[Antennas] Vertically Polarized Loops [was: Antennas digest, Vol 1 #17 - 7 msgs]

Doc Doc" <[email protected]
Sun, 13 Jan 2002 17:12:04 -0500


A loop with vertical polarization is just a horizontal loop fed on
its side, no magic.

Now if your have the loop in the horizontal plane, laying flat, I
am not certain you can cause it to radiate vertically, unless
perhaps you treat part of the feedline (traveling vertically at a
right angle to the loop) as part of the antenna, then you might
get some vertical polarization.

You'd have to ask L.B. Cebik about stuff like that!

Lots of great stuff here and elsewhere on the W4RNL site:
http://www.cebik.com/fdpl.html

Here is a specific example of a "quad" (square or round matters
little) and how to move the feedpoint to alter the polarization:
http://www.softcom.net/users/kd6dks/quad.html

You might also treat such an antenna as a "delta loop".  Chapter 4
of "Practical Wire Antennas" by John Heys, G3BDQ, contains an
excellent discussion.

Have fun and share what you discover!

73, Doc  KD4E

> I was looking at the loops on a web site somewhere & was interested but
they
> said a loop is horizontally polarized & I want vertical.
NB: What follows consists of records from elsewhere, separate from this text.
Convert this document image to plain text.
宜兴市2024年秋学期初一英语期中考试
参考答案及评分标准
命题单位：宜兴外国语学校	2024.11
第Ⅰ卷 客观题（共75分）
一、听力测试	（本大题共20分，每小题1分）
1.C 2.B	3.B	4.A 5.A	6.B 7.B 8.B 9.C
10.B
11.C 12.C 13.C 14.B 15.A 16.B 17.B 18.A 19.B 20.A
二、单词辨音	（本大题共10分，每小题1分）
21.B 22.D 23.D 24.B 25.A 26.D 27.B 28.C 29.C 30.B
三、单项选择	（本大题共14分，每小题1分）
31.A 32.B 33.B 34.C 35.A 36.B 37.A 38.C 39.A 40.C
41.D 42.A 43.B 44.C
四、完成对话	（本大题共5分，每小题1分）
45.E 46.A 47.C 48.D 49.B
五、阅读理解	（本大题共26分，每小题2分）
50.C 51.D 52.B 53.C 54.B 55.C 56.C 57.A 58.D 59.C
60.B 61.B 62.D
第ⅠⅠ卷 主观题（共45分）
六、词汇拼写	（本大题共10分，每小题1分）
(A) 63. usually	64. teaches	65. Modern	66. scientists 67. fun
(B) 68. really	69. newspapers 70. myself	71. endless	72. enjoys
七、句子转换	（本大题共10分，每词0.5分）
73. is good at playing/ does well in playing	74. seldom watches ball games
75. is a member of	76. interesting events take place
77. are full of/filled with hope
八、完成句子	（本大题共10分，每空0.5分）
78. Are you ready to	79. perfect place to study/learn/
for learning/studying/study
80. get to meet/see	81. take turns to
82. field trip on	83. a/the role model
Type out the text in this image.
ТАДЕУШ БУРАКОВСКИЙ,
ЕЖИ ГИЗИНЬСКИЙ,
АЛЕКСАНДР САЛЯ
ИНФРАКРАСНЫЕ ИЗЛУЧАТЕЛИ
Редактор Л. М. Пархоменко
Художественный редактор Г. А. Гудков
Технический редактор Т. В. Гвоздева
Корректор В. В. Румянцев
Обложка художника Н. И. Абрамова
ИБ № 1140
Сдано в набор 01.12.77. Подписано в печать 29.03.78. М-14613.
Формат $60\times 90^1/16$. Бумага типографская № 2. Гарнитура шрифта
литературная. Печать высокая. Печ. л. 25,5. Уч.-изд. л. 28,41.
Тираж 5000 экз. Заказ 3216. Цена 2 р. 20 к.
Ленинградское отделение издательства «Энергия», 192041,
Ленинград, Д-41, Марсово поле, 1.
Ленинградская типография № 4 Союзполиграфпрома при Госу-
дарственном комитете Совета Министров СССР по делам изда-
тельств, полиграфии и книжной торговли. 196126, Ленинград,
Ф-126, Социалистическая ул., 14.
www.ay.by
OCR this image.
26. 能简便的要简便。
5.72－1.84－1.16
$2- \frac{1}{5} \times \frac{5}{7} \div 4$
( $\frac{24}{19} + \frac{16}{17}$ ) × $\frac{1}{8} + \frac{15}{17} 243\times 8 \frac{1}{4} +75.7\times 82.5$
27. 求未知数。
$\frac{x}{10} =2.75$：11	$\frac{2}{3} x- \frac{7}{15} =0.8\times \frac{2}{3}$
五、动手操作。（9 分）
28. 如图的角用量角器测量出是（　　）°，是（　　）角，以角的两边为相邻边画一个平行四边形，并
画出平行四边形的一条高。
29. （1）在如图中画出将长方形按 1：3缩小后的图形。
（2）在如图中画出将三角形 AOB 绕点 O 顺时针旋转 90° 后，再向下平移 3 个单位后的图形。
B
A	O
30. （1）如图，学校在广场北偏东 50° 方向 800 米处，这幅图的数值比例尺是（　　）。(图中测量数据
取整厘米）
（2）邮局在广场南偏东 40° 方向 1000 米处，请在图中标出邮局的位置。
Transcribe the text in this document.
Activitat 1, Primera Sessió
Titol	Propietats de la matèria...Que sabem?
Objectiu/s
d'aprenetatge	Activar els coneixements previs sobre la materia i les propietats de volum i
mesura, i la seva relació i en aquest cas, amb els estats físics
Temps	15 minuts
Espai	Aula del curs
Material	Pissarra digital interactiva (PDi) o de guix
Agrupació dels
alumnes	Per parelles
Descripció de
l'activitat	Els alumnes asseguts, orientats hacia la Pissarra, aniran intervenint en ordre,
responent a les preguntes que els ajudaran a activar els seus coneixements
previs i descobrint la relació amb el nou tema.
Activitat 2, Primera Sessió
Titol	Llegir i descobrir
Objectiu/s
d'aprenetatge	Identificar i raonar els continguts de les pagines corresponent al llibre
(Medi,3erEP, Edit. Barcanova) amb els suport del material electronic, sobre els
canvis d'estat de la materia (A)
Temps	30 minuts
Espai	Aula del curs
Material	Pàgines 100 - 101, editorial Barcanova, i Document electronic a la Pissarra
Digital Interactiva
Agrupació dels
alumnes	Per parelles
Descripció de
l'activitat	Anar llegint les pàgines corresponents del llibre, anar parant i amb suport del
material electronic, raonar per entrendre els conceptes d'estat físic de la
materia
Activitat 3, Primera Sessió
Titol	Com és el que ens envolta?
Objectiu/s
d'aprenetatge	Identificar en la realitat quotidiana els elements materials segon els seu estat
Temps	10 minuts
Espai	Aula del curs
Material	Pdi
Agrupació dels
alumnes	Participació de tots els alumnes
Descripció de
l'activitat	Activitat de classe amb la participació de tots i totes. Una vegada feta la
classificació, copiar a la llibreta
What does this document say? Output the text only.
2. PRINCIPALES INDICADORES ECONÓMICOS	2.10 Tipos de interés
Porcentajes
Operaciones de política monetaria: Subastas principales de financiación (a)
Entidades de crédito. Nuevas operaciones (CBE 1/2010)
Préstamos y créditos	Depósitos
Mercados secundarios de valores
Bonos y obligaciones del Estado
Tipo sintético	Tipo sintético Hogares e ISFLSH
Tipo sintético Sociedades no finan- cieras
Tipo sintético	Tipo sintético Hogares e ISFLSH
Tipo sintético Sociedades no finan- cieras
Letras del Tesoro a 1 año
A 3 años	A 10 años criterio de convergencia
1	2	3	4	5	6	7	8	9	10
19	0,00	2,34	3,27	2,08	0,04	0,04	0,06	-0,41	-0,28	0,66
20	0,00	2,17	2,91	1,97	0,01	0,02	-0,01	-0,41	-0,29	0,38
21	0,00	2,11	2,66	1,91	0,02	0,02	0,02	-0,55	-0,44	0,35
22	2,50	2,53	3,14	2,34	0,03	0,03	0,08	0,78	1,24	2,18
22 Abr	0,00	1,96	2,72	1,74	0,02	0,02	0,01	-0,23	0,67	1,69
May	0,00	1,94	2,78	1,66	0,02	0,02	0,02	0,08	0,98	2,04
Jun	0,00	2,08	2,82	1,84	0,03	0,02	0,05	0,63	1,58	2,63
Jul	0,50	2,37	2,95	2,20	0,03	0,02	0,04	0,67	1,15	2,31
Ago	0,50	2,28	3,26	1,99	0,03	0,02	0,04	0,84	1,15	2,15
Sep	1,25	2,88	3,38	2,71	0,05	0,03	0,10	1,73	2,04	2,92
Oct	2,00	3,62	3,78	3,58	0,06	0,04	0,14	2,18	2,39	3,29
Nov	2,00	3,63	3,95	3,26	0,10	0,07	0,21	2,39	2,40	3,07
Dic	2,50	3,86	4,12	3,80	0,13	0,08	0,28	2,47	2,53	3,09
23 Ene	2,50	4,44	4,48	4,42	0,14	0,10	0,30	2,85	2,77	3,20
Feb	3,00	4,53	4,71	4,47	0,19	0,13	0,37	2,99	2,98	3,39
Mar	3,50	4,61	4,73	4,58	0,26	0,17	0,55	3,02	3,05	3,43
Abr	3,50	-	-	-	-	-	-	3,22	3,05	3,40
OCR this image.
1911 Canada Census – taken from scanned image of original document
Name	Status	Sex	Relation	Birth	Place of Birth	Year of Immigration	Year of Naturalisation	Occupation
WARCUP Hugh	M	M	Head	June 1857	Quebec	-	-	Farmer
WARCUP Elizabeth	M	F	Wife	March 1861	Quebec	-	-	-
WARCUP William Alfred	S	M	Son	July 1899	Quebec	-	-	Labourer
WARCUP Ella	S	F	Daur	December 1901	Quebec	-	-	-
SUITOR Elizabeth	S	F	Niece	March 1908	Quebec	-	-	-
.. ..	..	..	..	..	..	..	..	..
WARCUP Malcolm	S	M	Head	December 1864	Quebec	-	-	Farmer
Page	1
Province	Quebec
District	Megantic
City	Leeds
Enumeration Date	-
I couldn't see if
> there was a way to make it vertically polarized or not. If you know how
I'd
> appreciate the info.
> Thanks
> Jim
>
> > Why not a folded dipole in more of a loop form?
> >
> > Hmmm.  I have some copper tubing, I have to try that and see how it
> > works ... self supporting and rotatable too!  :-)
> >
> > 73, Doc  KD4E
> >
> > >>> Does anyone know of a source of info for building a vertical folded
> > >>> dipole for 6 meters? I searched with Google & haven't found anything
> > >>> yet.
> > > What I had in mind was a folded dipole like DB Products makes. It's my
> > > understanding that since it's dc grounded it's less succeptable to
> static
> > > noise. I thought I would make it out of 3/4" or 1" copper IPS. I may
> just
> > > make a dipole for start, since it's impedance is about 75 ohms.